In rare public denial, UK's intel agency calls Trump's spying claims 'ridiculous'
Britain's communications spy agency GCHQ has issued a rare public denial of "utterly ridiculous" claims it spied on Donald Trump, acknowledging that the vehement tone of its statement was "unusual".
"Recent allegations made by media commentator Judge Andrew Napolitano about GCHQ being asked to conduct 'wiretapping' against the then-president elect are nonsense," a GCHQ spokesperson said.
"They are utterly ridiculous and should be ignored," the spokesperson said in a statement late on Thursday.

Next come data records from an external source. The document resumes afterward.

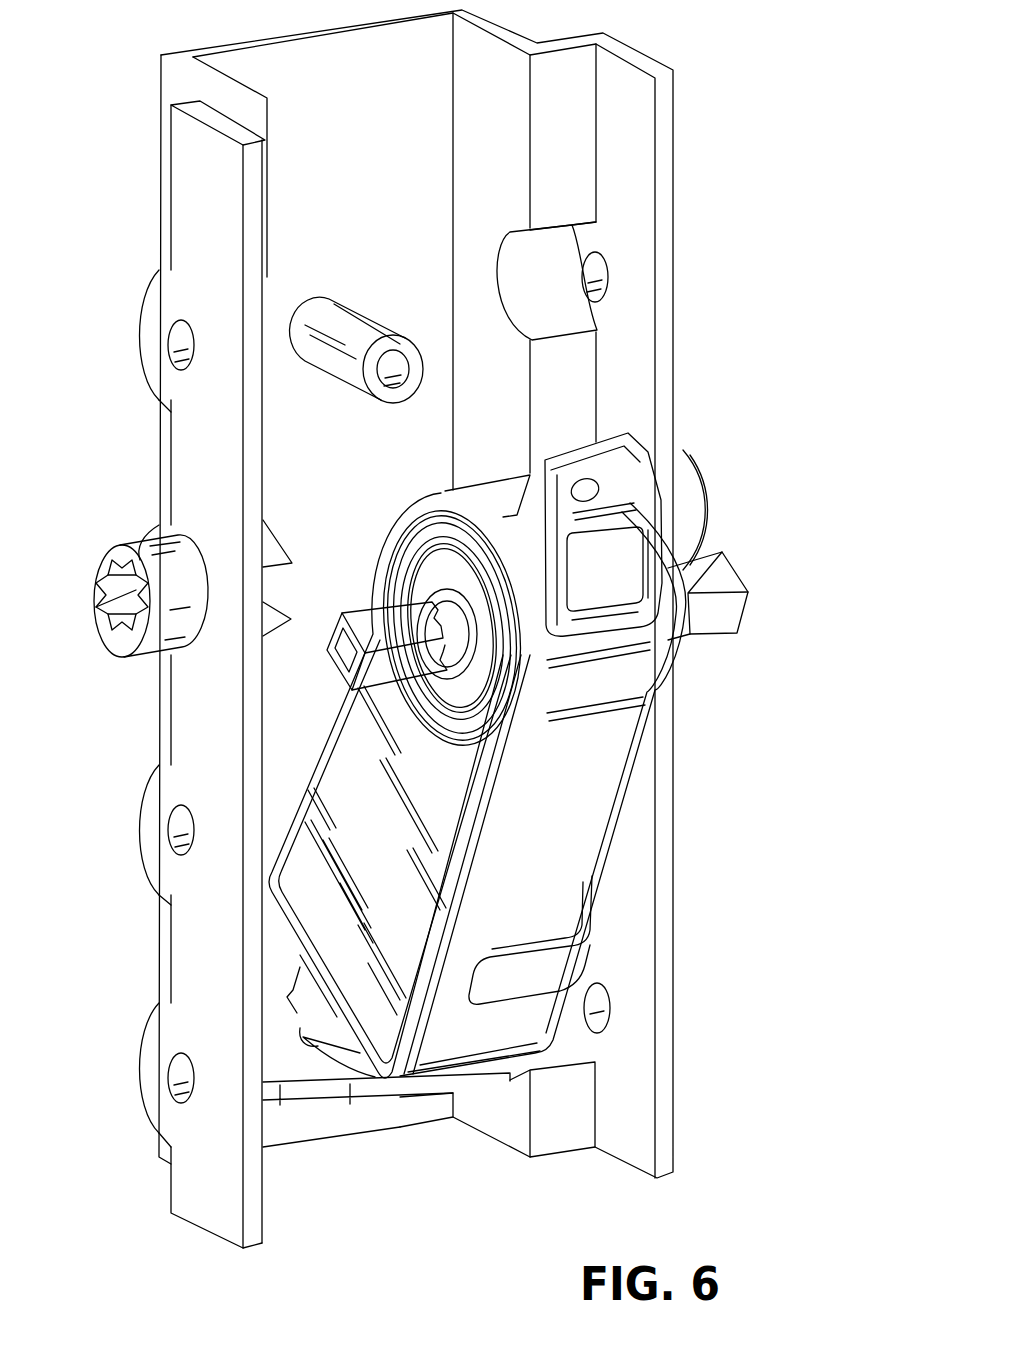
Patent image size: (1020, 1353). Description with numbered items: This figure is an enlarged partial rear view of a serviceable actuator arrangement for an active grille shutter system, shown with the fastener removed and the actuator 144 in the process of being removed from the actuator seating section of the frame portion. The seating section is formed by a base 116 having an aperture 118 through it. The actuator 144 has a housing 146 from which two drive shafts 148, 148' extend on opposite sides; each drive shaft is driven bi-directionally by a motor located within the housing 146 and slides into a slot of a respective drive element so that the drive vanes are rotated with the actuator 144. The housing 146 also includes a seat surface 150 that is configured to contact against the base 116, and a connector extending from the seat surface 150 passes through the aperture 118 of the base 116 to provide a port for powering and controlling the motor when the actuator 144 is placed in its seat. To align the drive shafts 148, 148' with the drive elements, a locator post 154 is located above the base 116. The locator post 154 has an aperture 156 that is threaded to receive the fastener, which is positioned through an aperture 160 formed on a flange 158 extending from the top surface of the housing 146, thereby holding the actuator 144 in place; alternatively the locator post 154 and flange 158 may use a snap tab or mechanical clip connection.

The base 116 is at (292, 1072).
The aperture 118 is at (298, 1027).
The actuator 144 is at (712, 668).
The housing 146 is at (597, 805).
The drive shaft 148 is at (398, 607).
The drive shaft 148' is at (737, 557).
The seat surface 150 is at (290, 939).
The locator post 154 is at (340, 332).
The aperture 156 is at (383, 358).
The flange 158 is at (622, 475).
The aperture 160 is at (590, 481).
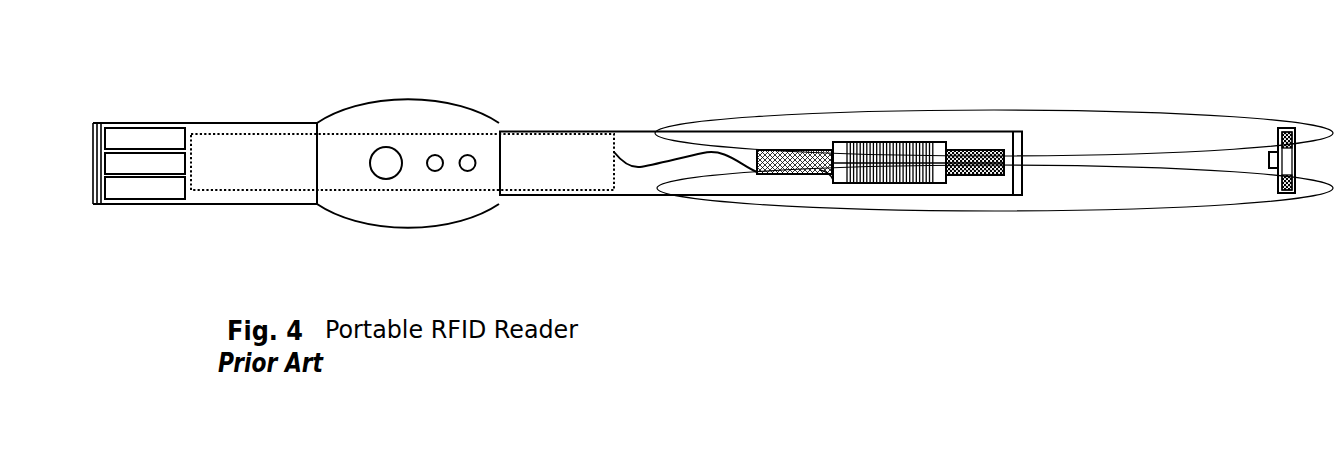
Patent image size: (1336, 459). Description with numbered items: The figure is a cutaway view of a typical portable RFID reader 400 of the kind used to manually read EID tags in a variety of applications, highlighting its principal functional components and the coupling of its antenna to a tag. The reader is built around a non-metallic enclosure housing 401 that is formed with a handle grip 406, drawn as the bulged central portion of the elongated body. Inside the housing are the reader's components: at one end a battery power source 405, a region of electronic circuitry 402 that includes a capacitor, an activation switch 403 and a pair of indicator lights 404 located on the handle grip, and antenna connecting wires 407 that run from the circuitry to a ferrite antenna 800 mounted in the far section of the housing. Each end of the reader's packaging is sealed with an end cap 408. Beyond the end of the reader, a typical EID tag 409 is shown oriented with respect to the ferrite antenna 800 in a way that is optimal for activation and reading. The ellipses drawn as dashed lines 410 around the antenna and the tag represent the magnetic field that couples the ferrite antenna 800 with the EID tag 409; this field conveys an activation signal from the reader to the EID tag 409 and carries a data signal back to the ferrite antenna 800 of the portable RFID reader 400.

The portable RFID reader 400 is at (572, 223).
The non-metallic enclosure housing 401 is at (632, 125).
The electronic circuitry 402 is at (532, 152).
The activation switch 403 is at (384, 158).
The indicator lights 404 is at (465, 158).
The battery power source 405 is at (163, 138).
The handle grip 406 is at (250, 210).
The antenna connecting wires 407 is at (710, 160).
The end cap 408 is at (102, 217).
The EID tag 409 is at (1288, 120).
The dashed lines 410 is at (1115, 198).
The ferrite antenna 800 is at (887, 148).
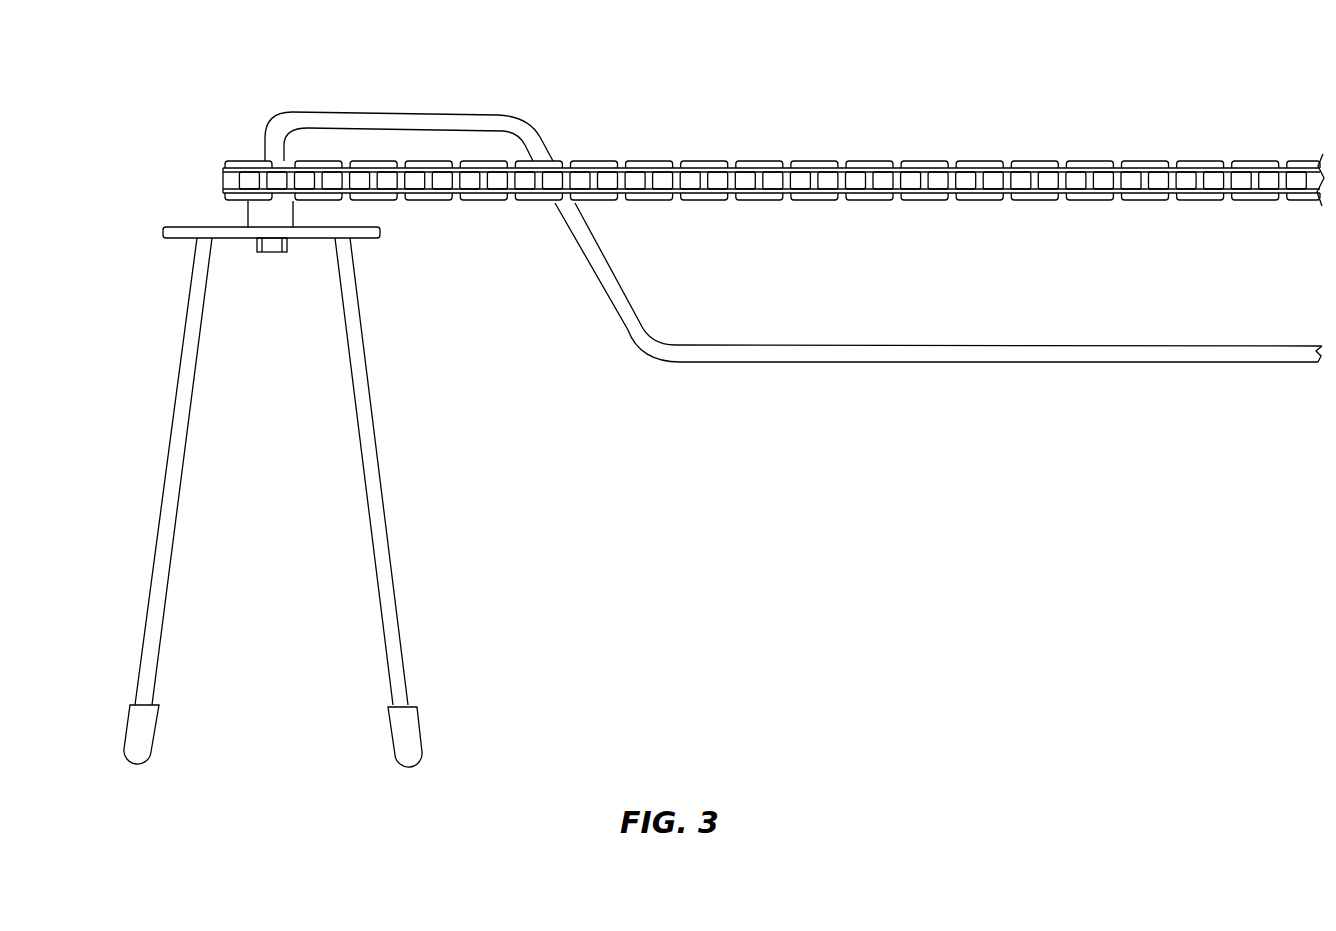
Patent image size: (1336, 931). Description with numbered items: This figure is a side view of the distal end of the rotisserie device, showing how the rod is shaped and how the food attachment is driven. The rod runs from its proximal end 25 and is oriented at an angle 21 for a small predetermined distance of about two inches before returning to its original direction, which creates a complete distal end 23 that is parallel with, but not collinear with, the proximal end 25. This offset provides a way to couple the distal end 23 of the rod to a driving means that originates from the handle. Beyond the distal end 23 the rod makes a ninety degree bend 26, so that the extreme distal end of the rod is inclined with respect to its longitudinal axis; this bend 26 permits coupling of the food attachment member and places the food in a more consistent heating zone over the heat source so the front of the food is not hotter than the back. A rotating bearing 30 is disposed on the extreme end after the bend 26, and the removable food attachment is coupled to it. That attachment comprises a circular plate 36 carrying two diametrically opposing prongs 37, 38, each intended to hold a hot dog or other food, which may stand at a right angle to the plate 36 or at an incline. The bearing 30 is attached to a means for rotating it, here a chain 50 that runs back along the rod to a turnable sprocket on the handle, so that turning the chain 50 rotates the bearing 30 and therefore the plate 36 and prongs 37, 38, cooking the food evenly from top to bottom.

GCHQ's press office said on Friday that it was "not unusual" for the agency to make public comment but acknowledged that "perhaps the tone of it was unusual". The agency does not normally comment on intelligence matters, though it has stepped up its public relations in recent months, including for recruitment drives and warnings on cyber security.
Britain and the US — along with Australia, Canada and New Zealand — are part of the "Five Eyes" intelligence sharing alliance forged from the embers of World War II.
Trump accused former president Barack Obama on March 4 of a "Nixon/Watergate"-like wiretapping plot that would almost certainly break US law. President Trump's spokesman Sean Spicer repeated the allegations on Thursday, quoting from the Fox News report in which Napolitano spoke. Trump had accused former president Barack Obama on March 4 of a "Nixon/Watergate"-like plot that would almost certainly break US law. In the subsequent Fox report, Napolitano claimed that "three intelligence sources have informed Fox News that President Obama went outside the chain of command" to order the surveillance.
The White House has apologised to the British government after claiming that a British intelligence agency spied on US President Donald Trump at the behest of his predecessor Barack Obama.